FROM THE INFLATION of my morning coffee to the “not-so-happy- hour” prices at the evening watering hole, the future is anything but cloudy. Just this morning, the donut case was empty again for the third consecutive day because the donut maker left for another employment opportunity. Not only are we experiencing national supply-chain crises and employment issues, I have one right at home. With the never-ending cycle of so-called news and gloom and a lack of national leadership, where do I turn? Opening my May/June issue of the Farm Journal, columnist, John Phipps penned,“Clues to Our Future,” which cleared up some of my clouds and just maybe provided a little blue sky.

In what Mr. Phipps described as a mash-up of seemingly unconnected ideas, facts and guesses, he outlined 13 trends that could impact your farm. Siding with Mr. Phipps, this is how information arrives every day of our lives with visualization of the interaction of the disparate pieces of news becoming hard work and often avoided, even by me. Several of these facts or pieces of information revolve around our country’s nemesis, China. Seven of 10 largest shipping ports are located in China, with two additional ones on the Pacific Rim and the remaining one in Rotterdam, The Netherlands. Looking ahead, it is not difficult to see that world trade is at the discretion of the Chinese Communist Party. Secondly, China’s aging population has created a “4-2-1” situation, where only one child cares for two parents and four grandparents simultaneously. With their working
age labor force decreasing, additional workers will be needed across all industries, not just for senior care.

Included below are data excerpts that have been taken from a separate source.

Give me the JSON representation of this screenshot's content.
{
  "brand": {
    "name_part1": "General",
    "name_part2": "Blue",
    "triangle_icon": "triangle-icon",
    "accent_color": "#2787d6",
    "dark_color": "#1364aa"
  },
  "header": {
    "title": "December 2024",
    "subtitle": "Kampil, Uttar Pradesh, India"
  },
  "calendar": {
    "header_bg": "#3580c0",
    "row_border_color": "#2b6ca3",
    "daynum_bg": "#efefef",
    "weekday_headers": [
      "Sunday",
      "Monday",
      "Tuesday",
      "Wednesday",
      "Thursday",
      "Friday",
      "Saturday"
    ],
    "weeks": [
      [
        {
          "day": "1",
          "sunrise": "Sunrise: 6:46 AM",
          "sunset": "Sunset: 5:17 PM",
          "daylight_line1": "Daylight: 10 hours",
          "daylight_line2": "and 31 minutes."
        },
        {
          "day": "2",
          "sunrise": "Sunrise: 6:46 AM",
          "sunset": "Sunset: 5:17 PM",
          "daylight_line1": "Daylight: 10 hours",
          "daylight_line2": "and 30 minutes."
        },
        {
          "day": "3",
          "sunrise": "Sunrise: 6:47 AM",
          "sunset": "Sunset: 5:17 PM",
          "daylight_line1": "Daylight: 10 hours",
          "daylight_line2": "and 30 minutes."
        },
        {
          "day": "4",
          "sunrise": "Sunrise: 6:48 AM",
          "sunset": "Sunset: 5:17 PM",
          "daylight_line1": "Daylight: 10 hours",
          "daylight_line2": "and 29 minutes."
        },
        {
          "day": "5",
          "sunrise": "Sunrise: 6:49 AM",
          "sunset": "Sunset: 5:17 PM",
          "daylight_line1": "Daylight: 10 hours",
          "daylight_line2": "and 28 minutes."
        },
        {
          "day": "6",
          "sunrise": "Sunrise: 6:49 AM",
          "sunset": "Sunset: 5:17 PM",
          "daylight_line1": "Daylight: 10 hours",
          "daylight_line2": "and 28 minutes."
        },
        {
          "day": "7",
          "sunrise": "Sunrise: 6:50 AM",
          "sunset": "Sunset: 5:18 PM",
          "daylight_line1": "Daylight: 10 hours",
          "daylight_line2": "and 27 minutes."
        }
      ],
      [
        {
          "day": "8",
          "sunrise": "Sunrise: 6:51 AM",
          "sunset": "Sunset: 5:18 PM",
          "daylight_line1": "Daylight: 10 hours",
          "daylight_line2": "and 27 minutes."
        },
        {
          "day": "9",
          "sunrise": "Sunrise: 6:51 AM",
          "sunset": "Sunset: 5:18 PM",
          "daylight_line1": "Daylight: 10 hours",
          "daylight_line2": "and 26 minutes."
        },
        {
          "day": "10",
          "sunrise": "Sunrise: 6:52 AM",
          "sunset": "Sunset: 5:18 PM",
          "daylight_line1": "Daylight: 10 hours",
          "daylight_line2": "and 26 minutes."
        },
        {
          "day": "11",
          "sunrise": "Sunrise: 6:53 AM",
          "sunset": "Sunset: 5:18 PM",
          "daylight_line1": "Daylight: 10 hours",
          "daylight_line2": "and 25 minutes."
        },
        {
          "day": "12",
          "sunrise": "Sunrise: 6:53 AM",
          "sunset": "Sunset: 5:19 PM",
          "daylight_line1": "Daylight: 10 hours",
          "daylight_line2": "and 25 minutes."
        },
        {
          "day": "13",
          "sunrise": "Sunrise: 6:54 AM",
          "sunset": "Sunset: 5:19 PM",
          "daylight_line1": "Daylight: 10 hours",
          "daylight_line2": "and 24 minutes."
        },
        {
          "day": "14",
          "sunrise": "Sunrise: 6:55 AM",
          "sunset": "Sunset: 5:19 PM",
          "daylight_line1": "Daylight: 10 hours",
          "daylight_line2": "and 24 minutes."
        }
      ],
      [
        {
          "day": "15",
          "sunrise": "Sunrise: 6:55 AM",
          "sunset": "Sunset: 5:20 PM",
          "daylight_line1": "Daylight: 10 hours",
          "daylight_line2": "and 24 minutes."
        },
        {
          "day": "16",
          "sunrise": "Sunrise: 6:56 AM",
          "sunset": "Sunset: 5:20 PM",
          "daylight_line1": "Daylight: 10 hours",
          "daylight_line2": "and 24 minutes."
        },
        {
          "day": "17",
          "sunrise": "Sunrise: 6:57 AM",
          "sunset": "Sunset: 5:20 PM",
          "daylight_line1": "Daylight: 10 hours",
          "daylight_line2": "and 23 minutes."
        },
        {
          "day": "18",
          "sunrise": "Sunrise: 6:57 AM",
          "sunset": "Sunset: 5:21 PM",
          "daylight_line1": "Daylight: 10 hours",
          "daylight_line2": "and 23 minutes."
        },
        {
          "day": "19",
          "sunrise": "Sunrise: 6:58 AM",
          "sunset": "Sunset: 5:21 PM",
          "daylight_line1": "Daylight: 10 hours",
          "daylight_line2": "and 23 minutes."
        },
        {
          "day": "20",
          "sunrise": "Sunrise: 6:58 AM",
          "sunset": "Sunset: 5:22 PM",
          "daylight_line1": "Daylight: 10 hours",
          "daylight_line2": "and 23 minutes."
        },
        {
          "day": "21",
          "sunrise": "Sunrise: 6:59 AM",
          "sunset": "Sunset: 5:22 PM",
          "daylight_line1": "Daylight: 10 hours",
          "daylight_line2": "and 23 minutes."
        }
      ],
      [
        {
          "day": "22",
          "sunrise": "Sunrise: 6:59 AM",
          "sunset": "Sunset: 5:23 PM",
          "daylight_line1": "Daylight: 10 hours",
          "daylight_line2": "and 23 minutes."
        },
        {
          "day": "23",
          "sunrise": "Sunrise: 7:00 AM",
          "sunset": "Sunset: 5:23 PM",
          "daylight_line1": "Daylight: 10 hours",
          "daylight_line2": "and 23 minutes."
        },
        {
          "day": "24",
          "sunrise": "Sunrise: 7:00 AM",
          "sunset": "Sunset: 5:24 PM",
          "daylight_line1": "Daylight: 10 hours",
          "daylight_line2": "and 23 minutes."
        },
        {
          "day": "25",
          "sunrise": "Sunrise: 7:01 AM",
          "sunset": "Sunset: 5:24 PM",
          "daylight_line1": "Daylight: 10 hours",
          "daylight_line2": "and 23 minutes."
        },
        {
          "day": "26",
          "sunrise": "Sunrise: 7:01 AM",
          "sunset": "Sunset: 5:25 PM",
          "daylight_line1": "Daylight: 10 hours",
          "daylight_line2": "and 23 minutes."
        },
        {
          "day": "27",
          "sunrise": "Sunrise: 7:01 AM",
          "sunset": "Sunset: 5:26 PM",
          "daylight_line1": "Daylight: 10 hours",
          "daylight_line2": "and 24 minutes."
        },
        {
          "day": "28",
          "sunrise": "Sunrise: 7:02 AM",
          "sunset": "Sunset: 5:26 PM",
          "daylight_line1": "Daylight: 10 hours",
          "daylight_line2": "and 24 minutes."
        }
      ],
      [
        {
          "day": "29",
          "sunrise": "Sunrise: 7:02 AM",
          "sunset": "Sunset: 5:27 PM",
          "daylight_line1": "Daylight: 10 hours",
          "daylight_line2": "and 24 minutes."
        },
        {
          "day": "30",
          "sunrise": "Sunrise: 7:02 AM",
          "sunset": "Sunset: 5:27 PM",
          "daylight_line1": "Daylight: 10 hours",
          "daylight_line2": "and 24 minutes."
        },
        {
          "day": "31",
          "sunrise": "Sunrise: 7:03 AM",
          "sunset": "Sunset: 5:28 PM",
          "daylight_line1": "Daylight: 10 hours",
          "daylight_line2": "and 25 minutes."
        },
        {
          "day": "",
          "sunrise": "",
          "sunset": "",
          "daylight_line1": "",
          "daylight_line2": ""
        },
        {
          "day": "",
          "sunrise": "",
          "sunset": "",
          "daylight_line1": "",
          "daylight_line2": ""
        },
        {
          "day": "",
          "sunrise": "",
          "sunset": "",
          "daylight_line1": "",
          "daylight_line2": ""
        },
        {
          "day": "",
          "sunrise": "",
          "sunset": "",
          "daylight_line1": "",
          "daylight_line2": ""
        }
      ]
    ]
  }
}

Closer to home, Mr. Phipps postulates there is no evidence of consolidation of farmland ownership, even as farming operations grow. The number of tracts and owners appears virtually static. Animal welfare legislation might prove to be an investment opportunity. In California, egg consumption has not decreased, even with a big price jump (50¢/egg), which tops cage-free renovation costs (24¢). From gluten- free to non-GMO, farmers have not won a battle against consumer biases. With the shift in trust from science to simple explanations, the public will struggle with agricultural technology, even as producers embrace it. Having driven across acres of seemingly prime arable ground north of Abilene, Texas, now home to a vast array of solar panels contradicts Mr. Phipps statement,“Due to the grid, sunlight, cost, etc., solar panels will overwhelmingly not be placed on farmland.”

This same array of solar collectors were one and the same that became inoperable due to extreme icing from the February 2021 winter storm that struck the Southern Plains, where upwards of 23 percent of Texas’ power grid was shuttered, and simultaneously millions of residents shuddered in the cold.

To power the entire United States with solar panels would require 14 million acres or about the size of Lake Michigan. This would represent 1.5 percent of the present farmland or two-thirds of the enrolled CRP acreage.

The displacement of the farmland is not the only environmental disaster, but the manufacturing of the components is. To process silicate into silicon requires a cornucopia of chemicals such as hydrochloric acid, sulfuric acid, nitric acid, hydrogen fluoride, trichloroethane and acetone. Add to this, they also need frightening-labeled compounds and substances such as gallium, arsenide, copper-indium-gallium-diselenide and cadmium-telluride, which are highly toxic. The dust from the production of the silicone is a breathing hazard to the plant workers, and the subsequent panels cannot be recycled. Similar to windmills, solar arrays are more destructive to the Earth’s environment than the “Going Green” contingent will admit.

Probably one fact that I can relate to and am totally guilty of is Mr. Phipps assertion that, each day, Americans spend more than seven hours at a screen, about half on a mobile device. Whether it is checking my email accounts, weather radar and forecasts, grain market reports, news or “so-called” news, and even architectural drawings, my eyes are blurred by these screens. Globally, our mobile internet speed ranks a mere 23rd. It’s no wonder I’ve been heard lamenting to the point of cursing as downloads seem to take forever.

Following several of these clues espoused by Mr. Phipps, the future impact on my farm is still not fully evident, but by sorting through, monitoring and analyzing such data like that of past history may just prove to provide some blue sky.